Sporting some serious muscle, the M1 promises to, in general, up CPU power 3.5x compared to predecessors, up GPU performance 6x, boost machine learning capabilities up to 15x faster, and allow for a battery life that doubles anything that came before it. It also represents better integration with the overall system, allowing users access to the biggest collection of apps, given the seamless crossover with software designed for the iPhone’s mobile operating system.
M1 x Big Sur
Years in the making, M1 is Apple’s first SoC in a family of chips designed specifically for the Mac series. Combining numerous powerful technologies and concentrating them into a single chip makes it the world’s fastest 8-core CPU in low-power silicon, with the fastest integrated graphics found in a personal computer. That’s a considerable boost to both energy efficiency and performance, bringing the Mac forward more than just a few steps.
13-inch MacBook Air (from AU$1,599)
The most popular version of the Apple MacBook, the 13-inch MacBook Air, will be 3.5x faster than the previous generation, with support for Wi-Fi 6 and better connectivity. Although the biggest leap will be in graphical grunt, with an up to 8-core GPU for 5x the performance, perfect for more graphics-intensive games and higher frame rates. Machine Learning workloads will run up to 9x faster, so apps that use features like face recognition or object detection can now work more efficiently. Image editing should also benefit from an SSD that’s 2x faster, and those working without the laptop plugged in can expect a battery life of up to 18 hours.
The new MacBook Air will now use Apple’s latest image signal processor to significantly improve camera image quality with better noise reduction, greater dynamic range, and improved AI-based processing like auto white balance. Users booting up Zoom can also expect to look their best with ML-enhanced face detection, while those on the other end will look just as good on the more vibrant, true-to-life Retina display that supports P3 wide colour.
Don’t expect to hear the laptop during use either. The M1’s power efficiency means that designers were able to play around with a sleek wedge-shaped, fanless design, thinner and more lightweight.
13-inch MacBook Pro (from AU$1,999)
Apple’s new flagship should give creatives a powerhouse platform for their work, with promises of the 8-core M1 translating to up to 2.8x the performance of the previous generation, when paired up with the new active cooling system. That should be game-changing performance for anyone compiling code, transcoding video, or editing high-res photos, for example. The 8-core GPU will also be 5x faster – a win for game designers – while a battery life of up to 20 hours (based on video playback alone) should keep unplugged workers happy.
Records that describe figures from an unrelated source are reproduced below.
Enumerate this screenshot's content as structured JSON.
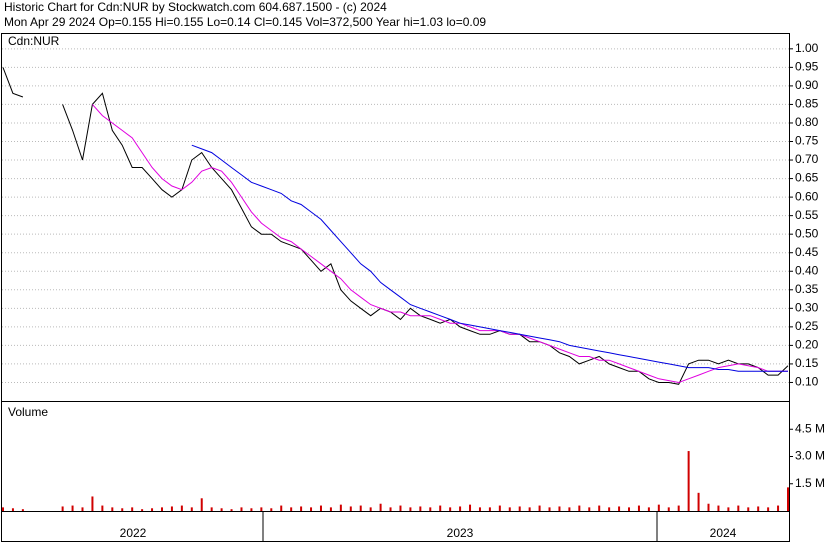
{
  "chart_data": [
    {
      "type": "line",
      "title": "Historic Chart for Cdn:NUR by Stockwatch.com 604.687.1500 - (c) 2024",
      "subtitle": "Mon Apr 29 2024  Op=0.155  Hi=0.155  Lo=0.14  Cl=0.145  Vol=372,500  Year hi=1.03  lo=0.09",
      "label": "Cdn:NUR",
      "x_labels": [
        "2022",
        "2023",
        "2024"
      ],
      "ylim": [
        0.05,
        1.04
      ],
      "yticks": [
        {
          "value": 0.1,
          "label": "0.10"
        },
        {
          "value": 0.15,
          "label": "0.15"
        },
        {
          "value": 0.2,
          "label": "0.20"
        },
        {
          "value": 0.25,
          "label": "0.25"
        },
        {
          "value": 0.3,
          "label": "0.30"
        },
        {
          "value": 0.35,
          "label": "0.35"
        },
        {
          "value": 0.4,
          "label": "0.40"
        },
        {
          "value": 0.45,
          "label": "0.45"
        },
        {
          "value": 0.5,
          "label": "0.50"
        },
        {
          "value": 0.55,
          "label": "0.55"
        },
        {
          "value": 0.6,
          "label": "0.60"
        },
        {
          "value": 0.65,
          "label": "0.65"
        },
        {
          "value": 0.7,
          "label": "0.70"
        },
        {
          "value": 0.75,
          "label": "0.75"
        },
        {
          "value": 0.8,
          "label": "0.80"
        },
        {
          "value": 0.85,
          "label": "0.85"
        },
        {
          "value": 0.9,
          "label": "0.90"
        },
        {
          "value": 0.95,
          "label": "0.95"
        },
        {
          "value": 1,
          "label": "1.00"
        }
      ],
      "grid": true,
      "series": [
        {
          "color": "#000000",
          "values": [
            0.95,
            0.88,
            0.87,
            null,
            null,
            null,
            0.85,
            0.78,
            0.7,
            0.85,
            0.88,
            0.78,
            0.74,
            0.68,
            0.68,
            0.65,
            0.62,
            0.6,
            0.62,
            0.7,
            0.72,
            0.68,
            0.65,
            0.62,
            0.57,
            0.52,
            0.5,
            0.5,
            0.48,
            0.47,
            0.46,
            0.43,
            0.4,
            0.42,
            0.35,
            0.32,
            0.3,
            0.28,
            0.3,
            0.29,
            0.27,
            0.3,
            0.28,
            0.27,
            0.26,
            0.27,
            0.25,
            0.24,
            0.23,
            0.23,
            0.24,
            0.23,
            0.23,
            0.21,
            0.21,
            0.2,
            0.18,
            0.17,
            0.15,
            0.16,
            0.17,
            0.15,
            0.14,
            0.13,
            0.13,
            0.11,
            0.1,
            0.1,
            0.095,
            0.15,
            0.16,
            0.16,
            0.15,
            0.16,
            0.15,
            0.15,
            0.14,
            0.12,
            0.12,
            0.145
          ]
        },
        {
          "color": "#e000e0",
          "values": [
            null,
            null,
            null,
            null,
            null,
            null,
            null,
            null,
            null,
            0.85,
            0.82,
            0.8,
            0.78,
            0.76,
            0.72,
            0.68,
            0.65,
            0.63,
            0.62,
            0.64,
            0.67,
            0.68,
            0.67,
            0.64,
            0.6,
            0.56,
            0.53,
            0.51,
            0.49,
            0.48,
            0.46,
            0.44,
            0.42,
            0.4,
            0.38,
            0.35,
            0.33,
            0.31,
            0.3,
            0.29,
            0.29,
            0.28,
            0.28,
            0.28,
            0.27,
            0.26,
            0.26,
            0.25,
            0.24,
            0.24,
            0.24,
            0.23,
            0.23,
            0.22,
            0.21,
            0.2,
            0.19,
            0.18,
            0.17,
            0.17,
            0.16,
            0.16,
            0.15,
            0.14,
            0.13,
            0.12,
            0.11,
            0.105,
            0.1,
            0.11,
            0.12,
            0.13,
            0.14,
            0.145,
            0.15,
            0.145,
            0.14,
            0.13,
            0.13,
            0.13
          ]
        },
        {
          "color": "#0000e0",
          "values": [
            null,
            null,
            null,
            null,
            null,
            null,
            null,
            null,
            null,
            null,
            null,
            null,
            null,
            null,
            null,
            null,
            null,
            null,
            null,
            0.74,
            0.73,
            0.72,
            0.7,
            0.68,
            0.66,
            0.64,
            0.63,
            0.62,
            0.61,
            0.59,
            0.58,
            0.56,
            0.54,
            0.51,
            0.48,
            0.45,
            0.42,
            0.4,
            0.37,
            0.35,
            0.33,
            0.31,
            0.3,
            0.29,
            0.28,
            0.27,
            0.26,
            0.255,
            0.25,
            0.245,
            0.24,
            0.235,
            0.23,
            0.225,
            0.22,
            0.215,
            0.21,
            0.2,
            0.195,
            0.19,
            0.185,
            0.18,
            0.175,
            0.17,
            0.165,
            0.16,
            0.155,
            0.15,
            0.145,
            0.14,
            0.14,
            0.14,
            0.135,
            0.135,
            0.13,
            0.13,
            0.13,
            0.13,
            0.13,
            0.13
          ]
        }
      ]
    },
    {
      "type": "bar",
      "title": "Volume",
      "ylim": [
        0,
        6
      ],
      "yticks": [
        {
          "value": 1.5,
          "label": "1.5 M"
        },
        {
          "value": 3,
          "label": "3.0 M"
        },
        {
          "value": 4.5,
          "label": "4.5 M"
        }
      ],
      "color": "#d00000",
      "values": [
        0.2,
        0.15,
        0.1,
        null,
        null,
        null,
        0.25,
        0.3,
        0.2,
        0.8,
        0.3,
        0.2,
        0.15,
        0.2,
        0.1,
        0.15,
        0.2,
        0.25,
        0.3,
        0.2,
        0.7,
        0.2,
        0.15,
        0.1,
        0.2,
        0.15,
        0.2,
        0.15,
        0.3,
        0.2,
        0.25,
        0.2,
        0.3,
        0.2,
        0.35,
        0.25,
        0.3,
        0.2,
        0.4,
        0.2,
        0.3,
        0.2,
        0.25,
        0.2,
        0.3,
        0.2,
        0.25,
        0.35,
        0.2,
        0.2,
        0.3,
        0.2,
        0.25,
        0.2,
        0.3,
        0.2,
        0.25,
        0.2,
        0.3,
        0.2,
        0.3,
        0.2,
        0.25,
        0.2,
        0.3,
        0.2,
        0.35,
        0.2,
        0.3,
        3.3,
        1.0,
        0.4,
        0.3,
        0.2,
        0.3,
        0.2,
        0.25,
        0.2,
        0.3,
        1.3
      ]
    }
  ]
}
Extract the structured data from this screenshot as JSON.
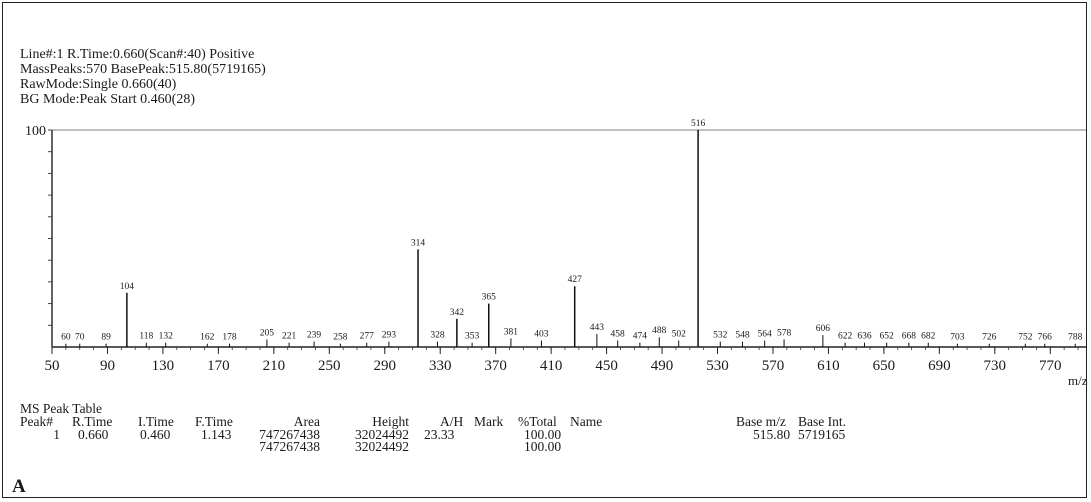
{
  "header": {
    "line1": "Line#:1   R.Time:0.660(Scan#:40)   Positive",
    "line2": "MassPeaks:570   BasePeak:515.80(5719165)",
    "line3": "RawMode:Single 0.660(40)",
    "line4": "BG Mode:Peak Start 0.460(28)"
  },
  "chart_data": {
    "type": "bar",
    "xlim": [
      50,
      790
    ],
    "ylim": [
      0,
      100
    ],
    "y_tick_label": "100",
    "x_ticks": [
      50,
      90,
      130,
      170,
      210,
      250,
      290,
      330,
      370,
      410,
      450,
      490,
      530,
      570,
      610,
      650,
      690,
      730,
      770
    ],
    "x_unit_label": "m/z",
    "peaks": [
      {
        "mz": 60,
        "intensity": 1.5,
        "label": "60"
      },
      {
        "mz": 70,
        "intensity": 1.5,
        "label": "70"
      },
      {
        "mz": 89,
        "intensity": 1.5,
        "label": "89"
      },
      {
        "mz": 104,
        "intensity": 25,
        "label": "104"
      },
      {
        "mz": 118,
        "intensity": 2,
        "label": "118"
      },
      {
        "mz": 132,
        "intensity": 2,
        "label": "132"
      },
      {
        "mz": 162,
        "intensity": 1.5,
        "label": "162"
      },
      {
        "mz": 178,
        "intensity": 1.5,
        "label": "178"
      },
      {
        "mz": 205,
        "intensity": 3.5,
        "label": "205"
      },
      {
        "mz": 221,
        "intensity": 2,
        "label": "221"
      },
      {
        "mz": 239,
        "intensity": 2.5,
        "label": "239"
      },
      {
        "mz": 258,
        "intensity": 1.5,
        "label": "258"
      },
      {
        "mz": 277,
        "intensity": 2,
        "label": "277"
      },
      {
        "mz": 293,
        "intensity": 2.5,
        "label": "293"
      },
      {
        "mz": 314,
        "intensity": 45,
        "label": "314"
      },
      {
        "mz": 328,
        "intensity": 2.5,
        "label": "328"
      },
      {
        "mz": 342,
        "intensity": 13,
        "label": "342"
      },
      {
        "mz": 353,
        "intensity": 2,
        "label": "353"
      },
      {
        "mz": 365,
        "intensity": 20,
        "label": "365"
      },
      {
        "mz": 381,
        "intensity": 4,
        "label": "381"
      },
      {
        "mz": 403,
        "intensity": 3,
        "label": "403"
      },
      {
        "mz": 427,
        "intensity": 28,
        "label": "427"
      },
      {
        "mz": 443,
        "intensity": 6,
        "label": "443"
      },
      {
        "mz": 458,
        "intensity": 3,
        "label": "458"
      },
      {
        "mz": 474,
        "intensity": 2,
        "label": "474"
      },
      {
        "mz": 488,
        "intensity": 4.5,
        "label": "488"
      },
      {
        "mz": 502,
        "intensity": 3,
        "label": "502"
      },
      {
        "mz": 516,
        "intensity": 100,
        "label": "516"
      },
      {
        "mz": 532,
        "intensity": 2.5,
        "label": "532"
      },
      {
        "mz": 548,
        "intensity": 2.5,
        "label": "548"
      },
      {
        "mz": 564,
        "intensity": 3,
        "label": "564"
      },
      {
        "mz": 578,
        "intensity": 3.5,
        "label": "578"
      },
      {
        "mz": 606,
        "intensity": 5.5,
        "label": "606"
      },
      {
        "mz": 622,
        "intensity": 2,
        "label": "622"
      },
      {
        "mz": 636,
        "intensity": 2,
        "label": "636"
      },
      {
        "mz": 652,
        "intensity": 2,
        "label": "652"
      },
      {
        "mz": 668,
        "intensity": 2,
        "label": "668"
      },
      {
        "mz": 682,
        "intensity": 2,
        "label": "682"
      },
      {
        "mz": 703,
        "intensity": 1.5,
        "label": "703"
      },
      {
        "mz": 726,
        "intensity": 1.5,
        "label": "726"
      },
      {
        "mz": 752,
        "intensity": 1.5,
        "label": "752"
      },
      {
        "mz": 766,
        "intensity": 1.5,
        "label": "766"
      },
      {
        "mz": 788,
        "intensity": 1.5,
        "label": "788"
      }
    ]
  },
  "peak_table": {
    "title": "MS Peak Table",
    "columns": {
      "peak": "Peak#",
      "rtime": "R.Time",
      "itime": "I.Time",
      "ftime": "F.Time",
      "area": "Area",
      "height": "Height",
      "ah": "A/H",
      "mark": "Mark",
      "total": "%Total",
      "name": "Name",
      "base_mz": "Base m/z",
      "base_int": "Base Int."
    },
    "row": {
      "peak": "1",
      "rtime": "0.660",
      "itime": "0.460",
      "ftime": "1.143",
      "area": "747267438",
      "height": "32024492",
      "ah": "23.33",
      "mark": "",
      "total": "100.00",
      "name": "",
      "base_mz": "515.80",
      "base_int": "5719165"
    },
    "totals": {
      "area": "747267438",
      "height": "32024492",
      "total": "100.00"
    }
  },
  "panel_label": "A"
}
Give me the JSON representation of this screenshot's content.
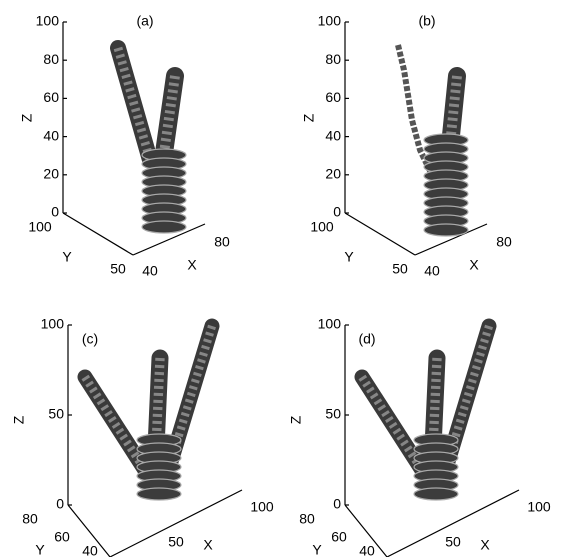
{
  "panels": [
    {
      "label": "(a)",
      "z_label": "Z",
      "y_label": "Y",
      "x_label": "X",
      "z_ticks": [
        "0",
        "20",
        "40",
        "60",
        "80",
        "100"
      ],
      "y_ticks": [
        "100",
        "50"
      ],
      "x_ticks": [
        "40",
        "80"
      ]
    },
    {
      "label": "(b)",
      "z_label": "Z",
      "y_label": "Y",
      "x_label": "X",
      "z_ticks": [
        "0",
        "20",
        "40",
        "60",
        "80",
        "100"
      ],
      "y_ticks": [
        "100",
        "50"
      ],
      "x_ticks": [
        "40",
        "80"
      ]
    },
    {
      "label": "(c)",
      "z_label": "Z",
      "y_label": "Y",
      "x_label": "X",
      "z_ticks": [
        "0",
        "50",
        "100"
      ],
      "y_ticks": [
        "80",
        "60",
        "40"
      ],
      "x_ticks": [
        "50",
        "100"
      ]
    },
    {
      "label": "(d)",
      "z_label": "Z",
      "y_label": "Y",
      "x_label": "X",
      "z_ticks": [
        "0",
        "50",
        "100"
      ],
      "y_ticks": [
        "80",
        "60",
        "40"
      ],
      "x_ticks": [
        "50",
        "100"
      ]
    }
  ]
}
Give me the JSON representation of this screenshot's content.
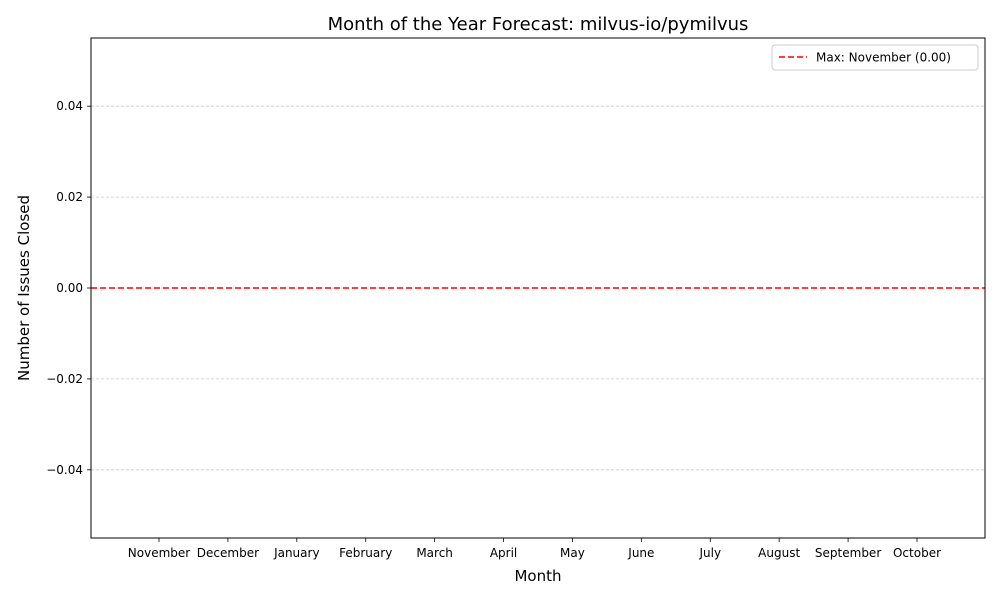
{
  "chart_data": {
    "type": "bar",
    "title": "Month of the Year Forecast: milvus-io/pymilvus",
    "xlabel": "Month",
    "ylabel": "Number of Issues Closed",
    "categories": [
      "November",
      "December",
      "January",
      "February",
      "March",
      "April",
      "May",
      "June",
      "July",
      "August",
      "September",
      "October"
    ],
    "values": [
      0,
      0,
      0,
      0,
      0,
      0,
      0,
      0,
      0,
      0,
      0,
      0
    ],
    "ylim": [
      -0.055,
      0.055
    ],
    "yticks": [
      -0.04,
      -0.02,
      0.0,
      0.02,
      0.04
    ],
    "ytick_labels": [
      "−0.04",
      "−0.02",
      "0.00",
      "0.02",
      "0.04"
    ],
    "grid": "y-dashed",
    "max_line": {
      "value": 0.0,
      "label": "Max: November (0.00)",
      "color": "#ff0000",
      "style": "dashed"
    },
    "legend_position": "top-right"
  }
}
Weighing in at 1.4kg, it’s the most compact an Apple MacBook Pro model has ever been, which has allowed for better design that includes studio-quality mics for clear recordings and calls, an improved camera for shaper images, and Apple’s Pro Display XDR which supports up to 6K resolution.
Mac mini (from AU$1,099)
Apple’s Mac mini desktop has now seen its first refresh since 2018, using the M1 for a performance 3x that of the previous generation. For the company’s most versatile computer, the mini sure packs in a lot of horsepower, with an 8-core GPU promising a massive 6x increase in graphics performance and a machine learning workload that’s 15x faster than before. Not bad for something that’s one-tenth the size of a similarly-priced Windows desktop.
The device now sports an advanced thermal design to maintain the ambitious performance without heating up and making those loud buzzing noises many would expect from previous generations. There’s also support for up to two displays, including Apple’s typically demanding Pro Display XDR in full 6K resolution.
All three devices are now available for pre-order and, as always, configure-to-order options are also possible.